AI Predicts Brain Age from EEG Data

Summary: Researchers developed an AI-based method using EEG scans to estimate brain age, which could lead to early detection of neurological diseases. This technology allows for a less expensive and less invasive assessment compared to traditional MRI-based methods.

The AI evaluates EEGs to identify potential premature aging, offering a proactive approach to managing risks associated with age-related disorders like dementia and Parkinson’s.

Key Facts:

  1. Innovative Use of EEG: The AI technique uses EEG, a more accessible and less costly method than MRIs, to estimate the age of an individual’s brain.
  2. Early Detection and Management: By detecting premature aging, the technology can help in the early intervention of diseases like mild cognitive impairment and Parkinson’s disease.
  3. Widespread Application: The technology’s affordability and efficiency make it suitable for regular public health screenings and monitoring the effectiveness of medical and lifestyle interventions.

Source: Drexel University

As people age, their brains do, too. But if a brain ages prematurely, there is potential for age-related diseases such as mild-cognitive impairment, dementia, or Parkinson’s disease. If “brain age” could be easily calculated, then premature brain aging could be addressed before serious health problems occur.

Researchers from Drexel University’s Creativity Research Lab developed an artificial intelligence technique that can effectively estimate an individual’s brain age based on electroencephalogram (EEG) brain scans. The technology could help to make early, regular screening for degenerative brain diseases more accessible.     

This shows a brain.
Despite brain-age estimates being a critical health marker, they have not been widely used in health care. Credit: Neuroscience News

Led by John Kounios, PhD, professor in Drexel’s College of Arts and Sciences and Creativity Research Lab director, the research team used a type of artificial intelligence called machine learning to estimate an individual’s brain age similar to the way one might guess another person’s age based on their physical appearance.

“When you meet someone for the first time, you might try to estimate his or her age: Is their hair grey? Do they have wrinkles?” said Kounios.

“When you learn how old they really are, you might be surprised at how young or old they look for their age and judge that they are aging more quickly or more slowly than expected.”

Currently, machine-learning algorithms can learn from MRI images of healthy people’s brains what features can predict the age of an individual’s brain.

By feeding many MRIs of healthy brains into a machine-learning algorithm along with the chronological ages of each of those brains, the algorithm can learn how to estimate the age of an individual’s brain based on his or her MRI.

Using this framework, Kounios and his colleagues developed the method for using EEGs instead of MRIs.  

This can be thought of as a measure of general brain health, according to Kounios. If a brain looks younger than the brains of other healthy people of the same age, then there is no cause for concern. But if a brain looks older than the brains of similarly aged healthy peers, there could be premature brain aging – a “brain-age gap.”

Kounios explained that this kind of brain-age gap can be caused by a history of diseases, toxins, bad nutrition, and/or injuries, and can make a person vulnerable to age-related neurological disorders.

Despite brain-age estimates being a critical health marker, they have not been widely used in health care.

“Brain MRIs are expensive and, until now, brain-age estimation has been done only in neuroscience research laboratories,” said Kounios. “But my colleagues and I have developed a machine-learning technology to estimate a person’s brain age using a low-cost EEG system.”

Electroencephalography, or EEG, is a recording of a person’s brain waves.

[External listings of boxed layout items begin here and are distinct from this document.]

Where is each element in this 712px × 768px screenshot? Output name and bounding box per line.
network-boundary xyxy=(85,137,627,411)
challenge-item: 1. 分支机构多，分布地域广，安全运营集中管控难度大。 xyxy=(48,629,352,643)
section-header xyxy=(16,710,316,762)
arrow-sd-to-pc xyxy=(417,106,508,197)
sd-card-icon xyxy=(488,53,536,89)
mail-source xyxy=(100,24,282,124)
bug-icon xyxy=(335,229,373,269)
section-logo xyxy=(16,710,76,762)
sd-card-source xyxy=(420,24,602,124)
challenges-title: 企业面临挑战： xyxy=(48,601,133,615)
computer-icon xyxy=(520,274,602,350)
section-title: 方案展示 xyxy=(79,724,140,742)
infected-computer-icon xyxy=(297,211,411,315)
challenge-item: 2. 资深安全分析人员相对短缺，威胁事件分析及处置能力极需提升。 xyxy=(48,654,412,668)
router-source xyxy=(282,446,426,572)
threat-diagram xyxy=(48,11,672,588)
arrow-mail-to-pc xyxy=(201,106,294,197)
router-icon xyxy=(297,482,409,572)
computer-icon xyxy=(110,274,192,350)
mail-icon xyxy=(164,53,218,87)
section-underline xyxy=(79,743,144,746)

It’s a less expensive and less invasive procedure than an MRI — the patient simply wears a headset for a few minutes. So, a machine learning program that can estimate brain age using EEG scans, rather than MRIs, could be a more accessible screening tool for brain health, according to Kounios.

“It can be used as a relatively inexpensive way to screen large numbers of people for vulnerability to age-related. And because of its low cost, a person can be screened at regular intervals to check for changes over time,” Kounios said.

“This can help to test the effectiveness of medications and other interventions. And healthy people could use this technique to test the effects of lifestyle changes as part of an overall strategy for optimizing brain performance.”

Drexel University has licensed this brain-age estimation technology to Canadian health care company DiagnaMed Holdings for incorporation into a new digital health platform.

In addition to Kounios, Fengqing Zhang, PhD, and Yongtaek Oh, PhD, of Drexel University and Jessica Fleck, PhD, of Stockton University contributed to this research. 

About this AI and neuroscience research news

Author: Annie Korp
Source: Drexel University
Contact: Annie Korp – Drexel University
Image: The image is credited to Neuroscience News

Original Research: Open access.
Brain-age estimation with a low-cost EEG-headset: effectiveness and implications for large-scale screening and brain optimization” by John Kounios et al. Frontiers in Neurogenomics


Brain-age estimation with a low-cost EEG-headset: effectiveness and implications for large-scale screening and brain optimization

Over time, pathological, genetic, environmental, and lifestyle factors can age the brain and diminish its functional capabilities.

While these factors can lead to disorders that can be diagnosed and treated once they become symptomatic, often treatment is difficult or ineffective by the time significant overt symptoms appear.

One approach to this problem is to develop a method for assessing general age-related brain health and function that can be implemented widely and inexpensively.

To this end, we trained a machine-learning algorithm on resting-state EEG (RS-EEG) recordings obtained from healthy individuals as the core of a brain-age estimation technique that takes an individual’s RS-EEG recorded with the low-cost, user-friendly EMOTIV EPOC X headset and returns that person’s estimated brain age.

We tested the current version of our machine-learning model against an independent test-set of healthy participants and obtained a correlation coefficient of 0.582 between the chronological and estimated brain ages (r = 0.963 after statistical bias-correction). The test-retest correlation was 0.750 (0.939 after bias-correction) over a period of 1 week.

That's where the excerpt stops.